The book is well done, readable, comprehensive and has a few gems lurking in the revelations from all the interviews, such as the limited involvement of Andrew Lansley and Paul Burstow in drafting the health section of the Coalition Agreement.
Perhaps the one thing it lacks is surprise, due to the regularity with which both the Constitution Unit (where both authors are based) and other bodies, such as the Institute for Government, have looked at the workings of coalition government since 2010. If you are familiar with those previous articles and pamphlets, then little in this book will surprise. Its real strength is in being an effective summary of the knowledge so far, capturing many of the administrative lessons for future coalitions, such as the need to properly resource the smaller partner(s) so that they can cope with the workload involved in trying to have a view across all government policies.
The style of the book is rather different from many political science studies, for as the authors say in the Preface:
In academic literature generally, there are few studies of how coalition government works in practice. That is in part because of difficulties of access … and in part because of the academic predilection for theoretical modelling, for studying the formation and termination of coalitions, but not their actual operation… An additional problem [is] … the preponderance in political science of quantitative over qualitative work.
Instead, this book is light on theory and numbers and heavy on the fruits of over 140 interviews with those experiencing how coalition works.
A constant theme is the tension between stability – showing that the coalition can work by governing successfully – and distinctiveness between the coalition partners – necessary for political success yet also a potential danger to the coalition’s stability.
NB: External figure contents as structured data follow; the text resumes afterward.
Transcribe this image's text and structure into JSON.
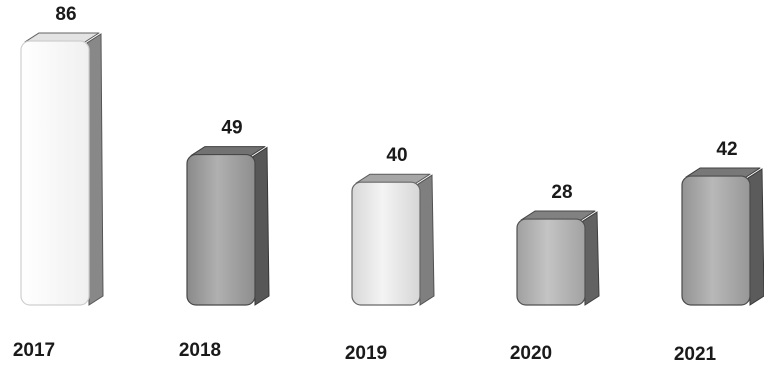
{
  "chart_data": {
    "type": "bar",
    "categories": [
      "2017",
      "2018",
      "2019",
      "2020",
      "2021"
    ],
    "values": [
      86,
      49,
      40,
      28,
      42
    ],
    "data_labels": [
      "86",
      "49",
      "40",
      "28",
      "42"
    ],
    "title": "",
    "xlabel": "",
    "ylabel": "",
    "ylim": [
      0,
      90
    ],
    "grid": false,
    "legend": "none",
    "bar_style": "3d-rounded",
    "colors": {
      "2017": "#f7f7f7",
      "2018": "#9e9e9e",
      "2019": "#e6e6e6",
      "2020": "#b3b3b3",
      "2021": "#a6a6a6"
    }
  }
}
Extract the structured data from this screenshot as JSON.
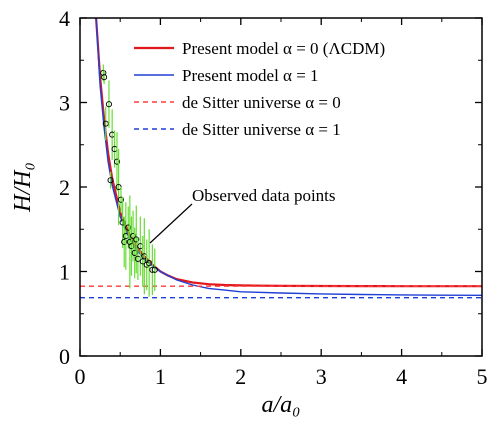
{
  "chart_data": {
    "type": "line",
    "title": "",
    "xlabel": "a/a₀",
    "ylabel": "H/H₀",
    "xlim": [
      0,
      5
    ],
    "ylim": [
      0,
      4
    ],
    "x_ticks": [
      "0",
      "1",
      "2",
      "3",
      "4",
      "5"
    ],
    "y_ticks": [
      "0",
      "1",
      "2",
      "3",
      "4"
    ],
    "grid": false,
    "legend_position": "top-right",
    "colors": {
      "present_alpha0": "#e0181c",
      "present_alpha1": "#1f3fd6",
      "desitter_alpha0": "#ff3b3b",
      "desitter_alpha1": "#1f3fd6",
      "data_points": "#000000",
      "error_bars": "#66dd33"
    },
    "legend": [
      {
        "text": "Present model  α = 0 (ΛCDM)",
        "color": "#e0181c",
        "style": "solid"
      },
      {
        "text": "Present model  α = 1",
        "color": "#1f3fd6",
        "style": "solid"
      },
      {
        "text": "de Sitter universe  α = 0",
        "color": "#ff3b3b",
        "style": "dashed"
      },
      {
        "text": "de Sitter universe  α = 1",
        "color": "#1f3fd6",
        "style": "dashed"
      }
    ],
    "annotation": "Observed data points",
    "series": [
      {
        "name": "Present model α = 0 (ΛCDM)",
        "style": "solid",
        "x": [
          0.2,
          0.25,
          0.3,
          0.35,
          0.4,
          0.5,
          0.6,
          0.7,
          0.8,
          0.9,
          1.0,
          1.1,
          1.2,
          1.4,
          1.6,
          1.8,
          2.0,
          2.5,
          3.0,
          3.5,
          4.0,
          4.5,
          5.0
        ],
        "y": [
          4.0,
          3.3,
          2.8,
          2.4,
          2.1,
          1.7,
          1.47,
          1.3,
          1.18,
          1.08,
          1.0,
          0.95,
          0.91,
          0.87,
          0.85,
          0.84,
          0.835,
          0.83,
          0.828,
          0.827,
          0.826,
          0.826,
          0.826
        ]
      },
      {
        "name": "Present model α = 1",
        "style": "solid",
        "x": [
          0.2,
          0.25,
          0.3,
          0.35,
          0.4,
          0.5,
          0.6,
          0.7,
          0.8,
          0.9,
          1.0,
          1.2,
          1.4,
          1.6,
          1.8,
          2.0,
          2.5,
          3.0,
          3.5,
          4.0,
          4.5,
          5.0
        ],
        "y": [
          4.0,
          3.2,
          2.7,
          2.3,
          2.02,
          1.65,
          1.42,
          1.26,
          1.15,
          1.07,
          1.0,
          0.9,
          0.84,
          0.8,
          0.78,
          0.76,
          0.745,
          0.735,
          0.728,
          0.723,
          0.72,
          0.718
        ]
      },
      {
        "name": "de Sitter universe α = 0",
        "style": "dashed",
        "x": [
          0,
          5
        ],
        "y": [
          0.826,
          0.826
        ]
      },
      {
        "name": "de Sitter universe α = 1",
        "style": "dashed",
        "x": [
          0,
          5
        ],
        "y": [
          0.69,
          0.69
        ]
      }
    ],
    "observed_points": [
      {
        "x": 0.29,
        "y": 3.35,
        "err": 0.1
      },
      {
        "x": 0.3,
        "y": 3.3,
        "err": 0.08
      },
      {
        "x": 0.32,
        "y": 2.75,
        "err": 0.2
      },
      {
        "x": 0.36,
        "y": 2.98,
        "err": 0.28
      },
      {
        "x": 0.38,
        "y": 2.08,
        "err": 0.1
      },
      {
        "x": 0.4,
        "y": 2.62,
        "err": 0.3
      },
      {
        "x": 0.43,
        "y": 2.45,
        "err": 0.22
      },
      {
        "x": 0.46,
        "y": 2.3,
        "err": 0.35
      },
      {
        "x": 0.48,
        "y": 2.0,
        "err": 0.45
      },
      {
        "x": 0.51,
        "y": 1.85,
        "err": 0.15
      },
      {
        "x": 0.53,
        "y": 1.58,
        "err": 0.3
      },
      {
        "x": 0.55,
        "y": 1.35,
        "err": 0.3
      },
      {
        "x": 0.57,
        "y": 1.42,
        "err": 0.4
      },
      {
        "x": 0.6,
        "y": 1.52,
        "err": 0.25
      },
      {
        "x": 0.62,
        "y": 1.35,
        "err": 0.55
      },
      {
        "x": 0.64,
        "y": 1.3,
        "err": 0.35
      },
      {
        "x": 0.66,
        "y": 1.42,
        "err": 0.3
      },
      {
        "x": 0.68,
        "y": 1.22,
        "err": 0.3
      },
      {
        "x": 0.7,
        "y": 1.38,
        "err": 0.4
      },
      {
        "x": 0.72,
        "y": 1.15,
        "err": 0.25
      },
      {
        "x": 0.75,
        "y": 1.3,
        "err": 0.35
      },
      {
        "x": 0.78,
        "y": 1.12,
        "err": 0.3
      },
      {
        "x": 0.8,
        "y": 1.18,
        "err": 0.45
      },
      {
        "x": 0.83,
        "y": 1.08,
        "err": 0.3
      },
      {
        "x": 0.86,
        "y": 1.1,
        "err": 0.4
      },
      {
        "x": 0.9,
        "y": 1.02,
        "err": 0.3
      },
      {
        "x": 0.93,
        "y": 1.02,
        "err": 0.25
      }
    ]
  }
}
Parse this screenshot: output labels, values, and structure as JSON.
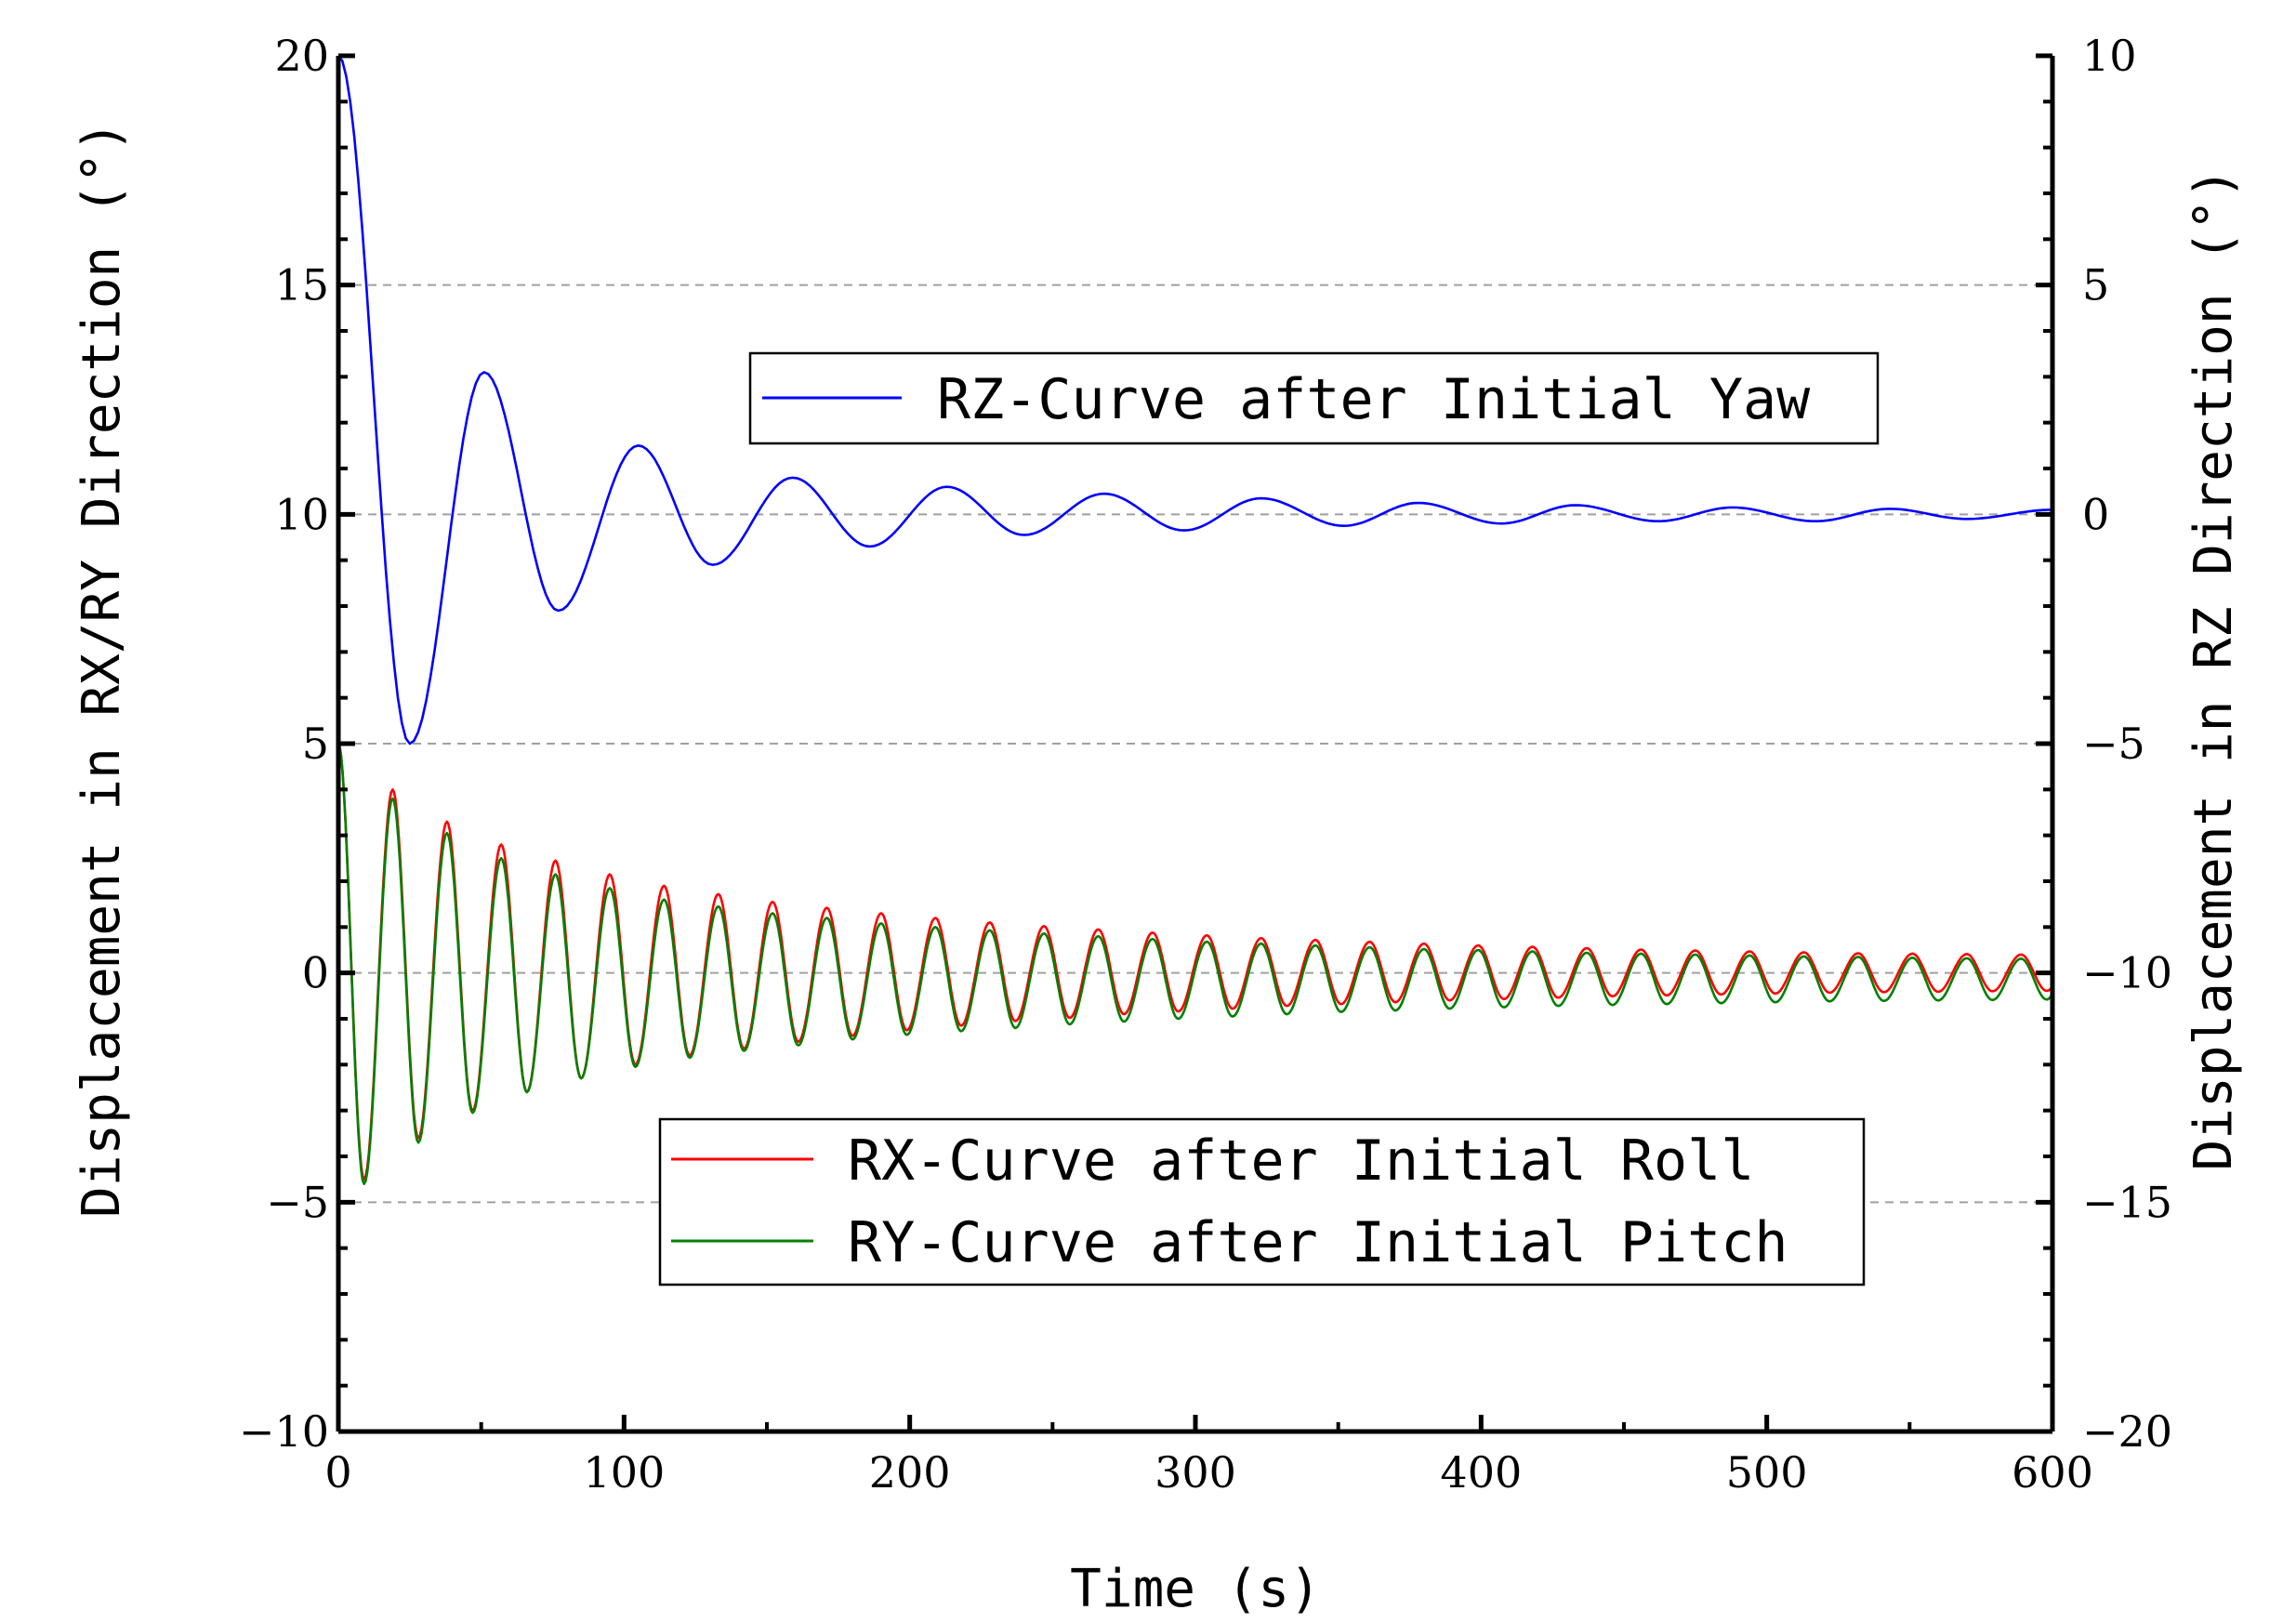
{
  "chart_data": {
    "type": "line",
    "title": "",
    "xlabel": "Time (s)",
    "ylabel_left": "Displacement in RX/RY Direction (°)",
    "ylabel_right": "Displacement in RZ Direction (°)",
    "xlim": [
      0,
      600
    ],
    "ylim_left": [
      -10,
      20
    ],
    "ylim_right": [
      -20,
      10
    ],
    "xticks": [
      "0",
      "100",
      "200",
      "300",
      "400",
      "500",
      "600"
    ],
    "yticks_left": [
      "−10",
      "−5",
      "0",
      "5",
      "10",
      "15",
      "20"
    ],
    "yticks_right": [
      "−20",
      "−15",
      "−10",
      "−5",
      "0",
      "5",
      "10"
    ],
    "grid": "horizontal dashed",
    "series": [
      {
        "name": "RZ-Curve after Initial Yaw",
        "axis": "right",
        "color": "#0000ff",
        "model": "damped cosine",
        "x": [
          0,
          25,
          51,
          77,
          105,
          131,
          159,
          186,
          213,
          240,
          268,
          296,
          323,
          352,
          378,
          407,
          433,
          462,
          488,
          517,
          543,
          570,
          600
        ],
        "y": [
          10,
          -5,
          3.1,
          -2.1,
          1.5,
          -1.1,
          0.8,
          -0.7,
          0.6,
          -0.45,
          0.45,
          -0.35,
          0.35,
          -0.25,
          0.25,
          -0.2,
          0.2,
          -0.15,
          0.15,
          -0.15,
          0.12,
          -0.1,
          0.1
        ]
      },
      {
        "name": "RX-Curve after Initial Roll",
        "axis": "left",
        "color": "#ff0000",
        "model": "damped cosine with offset",
        "x": [
          0,
          9,
          19,
          28,
          38,
          47,
          57,
          66,
          76,
          85,
          95,
          104,
          114,
          123,
          133,
          142,
          152,
          161,
          171,
          180,
          190,
          199,
          209,
          218,
          228,
          237,
          247,
          256,
          266,
          275,
          285,
          294,
          304,
          313,
          323,
          332,
          342,
          351,
          361,
          370,
          380,
          389,
          399,
          408,
          418,
          427,
          437,
          446,
          456,
          465,
          475,
          484,
          494,
          503,
          513,
          522,
          532,
          541,
          551,
          560,
          570,
          579,
          589,
          598
        ],
        "y": [
          5,
          -4.5,
          4,
          -3.6,
          3.3,
          -3,
          2.8,
          -2.6,
          2.45,
          -2.3,
          2.15,
          -2,
          1.9,
          -1.8,
          1.72,
          -1.65,
          1.55,
          -1.5,
          1.42,
          -1.37,
          1.3,
          -1.25,
          1.2,
          -1.15,
          1.1,
          -1.05,
          1.02,
          -0.98,
          0.95,
          -0.9,
          0.88,
          -0.84,
          0.82,
          -0.78,
          0.76,
          -0.72,
          0.72,
          -0.68,
          0.68,
          -0.64,
          0.64,
          -0.6,
          0.6,
          -0.57,
          0.57,
          -0.54,
          0.54,
          -0.51,
          0.51,
          -0.49,
          0.49,
          -0.47,
          0.47,
          -0.45,
          0.45,
          -0.43,
          0.43,
          -0.42,
          0.42,
          -0.41,
          0.41,
          -0.4,
          0.4,
          -0.39
        ]
      },
      {
        "name": "RY-Curve after Initial Pitch",
        "axis": "left",
        "color": "#008000",
        "model": "damped cosine with offset",
        "x": [
          0,
          9,
          19,
          28,
          38,
          47,
          57,
          66,
          76,
          85,
          95,
          104,
          114,
          123,
          133,
          142,
          152,
          161,
          171,
          180,
          190,
          199,
          209,
          218,
          228,
          237,
          247,
          256,
          266,
          275,
          285,
          294,
          304,
          313,
          323,
          332,
          342,
          351,
          361,
          370,
          380,
          389,
          399,
          408,
          418,
          427,
          437,
          446,
          456,
          465,
          475,
          484,
          494,
          503,
          513,
          522,
          532,
          541,
          551,
          560,
          570,
          579,
          589,
          598
        ],
        "y": [
          5,
          -4.6,
          3.8,
          -3.7,
          3.05,
          -3.05,
          2.5,
          -2.6,
          2.15,
          -2.3,
          1.85,
          -2.05,
          1.6,
          -1.85,
          1.45,
          -1.7,
          1.3,
          -1.58,
          1.2,
          -1.45,
          1.08,
          -1.35,
          1,
          -1.27,
          0.93,
          -1.2,
          0.86,
          -1.12,
          0.8,
          -1.06,
          0.74,
          -1,
          0.68,
          -0.95,
          0.64,
          -0.9,
          0.6,
          -0.85,
          0.56,
          -0.82,
          0.52,
          -0.78,
          0.5,
          -0.75,
          0.47,
          -0.72,
          0.44,
          -0.7,
          0.42,
          -0.68,
          0.4,
          -0.66,
          0.38,
          -0.64,
          0.36,
          -0.62,
          0.35,
          -0.61,
          0.33,
          -0.6,
          0.32,
          -0.59,
          0.31,
          -0.58
        ]
      }
    ],
    "legends": [
      {
        "entries": [
          "RZ-Curve after Initial Yaw"
        ],
        "placement": "upper-center"
      },
      {
        "entries": [
          "RX-Curve after Initial Roll",
          "RY-Curve after Initial Pitch"
        ],
        "placement": "lower-center"
      }
    ]
  },
  "colors": {
    "rz": "#0000ff",
    "rx": "#ff0000",
    "ry": "#008000",
    "grid": "#a0a0a0"
  }
}
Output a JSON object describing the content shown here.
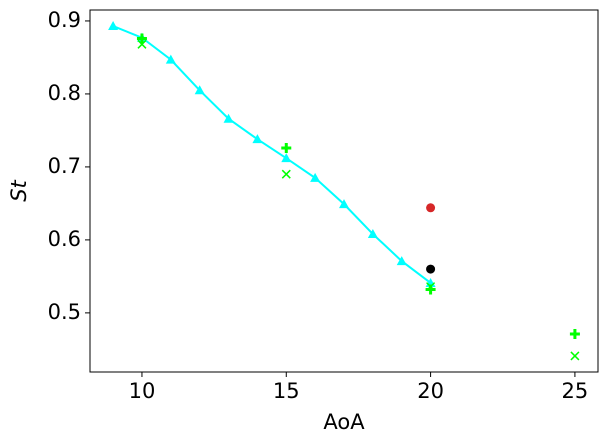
{
  "chart_data": {
    "type": "line",
    "xlabel": "AoA",
    "ylabel": "St",
    "xlim": [
      8.2,
      25.8
    ],
    "ylim": [
      0.419,
      0.915
    ],
    "xticks": [
      10,
      15,
      20,
      25
    ],
    "yticks": [
      0.5,
      0.6,
      0.7,
      0.8,
      0.9
    ],
    "series": [
      {
        "color": "#00ffff",
        "marker": "triangle",
        "line": true,
        "x": [
          9,
          10,
          11,
          12,
          13,
          14,
          15,
          16,
          17,
          18,
          19,
          20
        ],
        "values": [
          0.893,
          0.877,
          0.847,
          0.805,
          0.766,
          0.738,
          0.712,
          0.685,
          0.649,
          0.608,
          0.571,
          0.541
        ]
      },
      {
        "color": "#00ff00",
        "marker": "plus",
        "line": false,
        "x": [
          10,
          15,
          20,
          25
        ],
        "values": [
          0.876,
          0.726,
          0.532,
          0.471
        ]
      },
      {
        "color": "#00ff00",
        "marker": "x",
        "line": false,
        "x": [
          10,
          15,
          20,
          25
        ],
        "values": [
          0.868,
          0.69,
          0.536,
          0.441
        ]
      },
      {
        "color": "#d62728",
        "marker": "circle",
        "line": false,
        "x": [
          20
        ],
        "values": [
          0.644
        ]
      },
      {
        "color": "#000000",
        "marker": "circle",
        "line": false,
        "x": [
          20
        ],
        "values": [
          0.56
        ]
      }
    ]
  }
}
Another is the way the practical details of being in government can trip up a coalition’s junior partner. Most obviously, the lost of Short Money and the decision to cut the number of Special Advisors left the Liberal Democrats short of capacity to cope with the workload of government. More subtly, having a Liberal Democrat in charge of a policy area with which the party is closely associated is not necessarily a benefit. The logic of doing this is obvious, but it also means that if coalition compromise means the party cannot fully deliver its manifesto polices in that area then it is also very directly associated with the misses as well as the hits.
Vince Cable’s role at the head of the department which introduced the highly controversial tuition fee changes in part illustrates this. Having Cable as the Secretary of State in charge of the process meant the party secured many changes of detail to the plans; it also meant the plans were very much seen as Liberal Democrat plans rather than as Conservative plans the Liberal Democrats were reluctantly having to accede to thanks to coalition in a way that has worked for the party in some other areas.
For the civil service, however, the book paints a generally happy picture with coalition resulting in less sofa government, more structured decision-making, clearer policy plans and a stronger role for the Cabinet.
All in all, well worth a read for the lessons for the future, especially as not all the lessons are ones for a post-2015 world.